Torno sulla strada, con la pancia sorridente. Controllo la mappa. Alla fine il mio errare a caso mi ha portato proprio nella direzione in cui avevo bisogno di arrivare. Mi faccio allontanare dalla brezza per lasciare il corso del fiume, seguo della musica nell’aria e finisco in un complesso di pagode completamente deserte, tra le quali i canti buddisti, che escono a tutto volume da un altoparlante, rimbombano nel vuoto, in un’atmosfera quasi suggestivamente spettrale.
Infine, mi ritrovo davanti alla stazione centrale, mia meta finale. Osservo la sala d’attesa, un immenso stanzone completamente aperto, dai muri ammuffiti su cui girano, stanchi, alcuni vecchi ventilatori, e dalle piastrelle verdi sopra alle quali sono sdraiate centinaia di persone. La sala non ha sedie, se escludiamo un paio di panche occupate da delle splendenti tuniche arancioni – i monaci; per cui la gente si è semplicemente accomodata per terra. Molti hanno con sé cuscini e coperte; alcuni mangiano e sembrano quasi attrezzati per un pic-nic. Non riesco a capire se siano tutti in attesa di un qualche treno, o se forse… siano lì e basta?
Si può fare un pic-nic sul pavimento di una stazione ferroviaria sporca, senza un preciso motivo? Nel giro di poche ore sono passata dalla Bangkok più caotica alla Bangkok più romantica; ma qualcosa mi dice che la Bangkok più autentica si trova qui dentro. Sono un po’ spiazzata. Provo a sedermi anch’io sul pavimento, ma non ho chiaramente il loro stesso agio. Va bene stare qui, così? In fondo, se si può vivere la strada come un posto interessante dove passare la giornata, perché non fare lo stesso con la stazione? Che fretta c’è – dove dobbiamo correre e scappare tutto il tempo?

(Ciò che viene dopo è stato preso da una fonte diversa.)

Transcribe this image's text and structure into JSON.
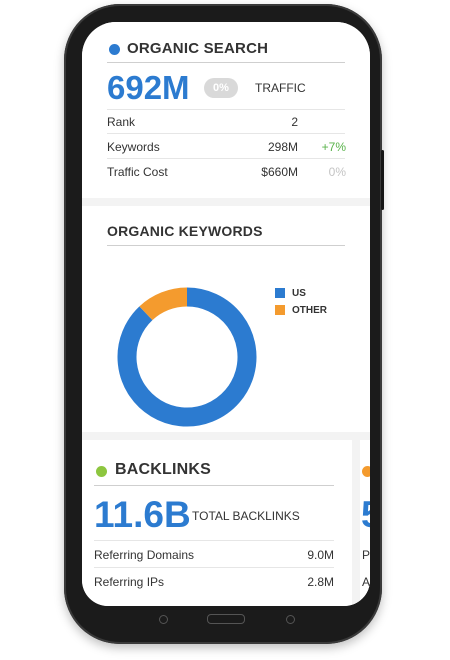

Alla fine arriva il mio treno. È un lungo rottame sferragliante, perfettamente integrato in questa stazione in quanto vecchio e sporco, che dovrebbe viaggiare tutta la notte verso sud prima di farmi arrivare a Chumphon. Sempre che sia in grado di tenere fermi insieme i pezzi che lo compongono per tutte quelle ore…
Partiamo. Procedendo con tutta la calma del mondo, il treno scorre lungo un’infinita serie di baracche e lamiere accatastate l’una sull’altra. La flebile luce del vagone si riflette sulle loro pareti d’amianto. Qualche tenda strappata, stracci e tanta sporcizia intorno. I caseggiati semibui appaiono uno dopo l’altro, scanditi dal ritmo regolare delle ruote sui binari: uno, due, tre. Uno, due, tre. Sembrano non finire mai. Anche questo fa parte del loro modo di vivere, e anche questo va bene? Ogni minuto che passa è un minuto di disagio.
E poi, di colpo, arriva dal finestrino una scintilla di quella brezza calda e verde che mi ha accompagnato prima, e mi scuote e sussurra «torna qui». E io, che mi trovo dentro ad un rottame che attraversa rottami di case, mi guardo intorno confusa, cercando di capire se posso tornare indietro, indietro a respirare un’ultima volta quell’inferno di caos e solennità, romanticismo e disagio.
Hai vinto. Non so come hai fatto, ma hai vinto il mio cuore, Bangkok.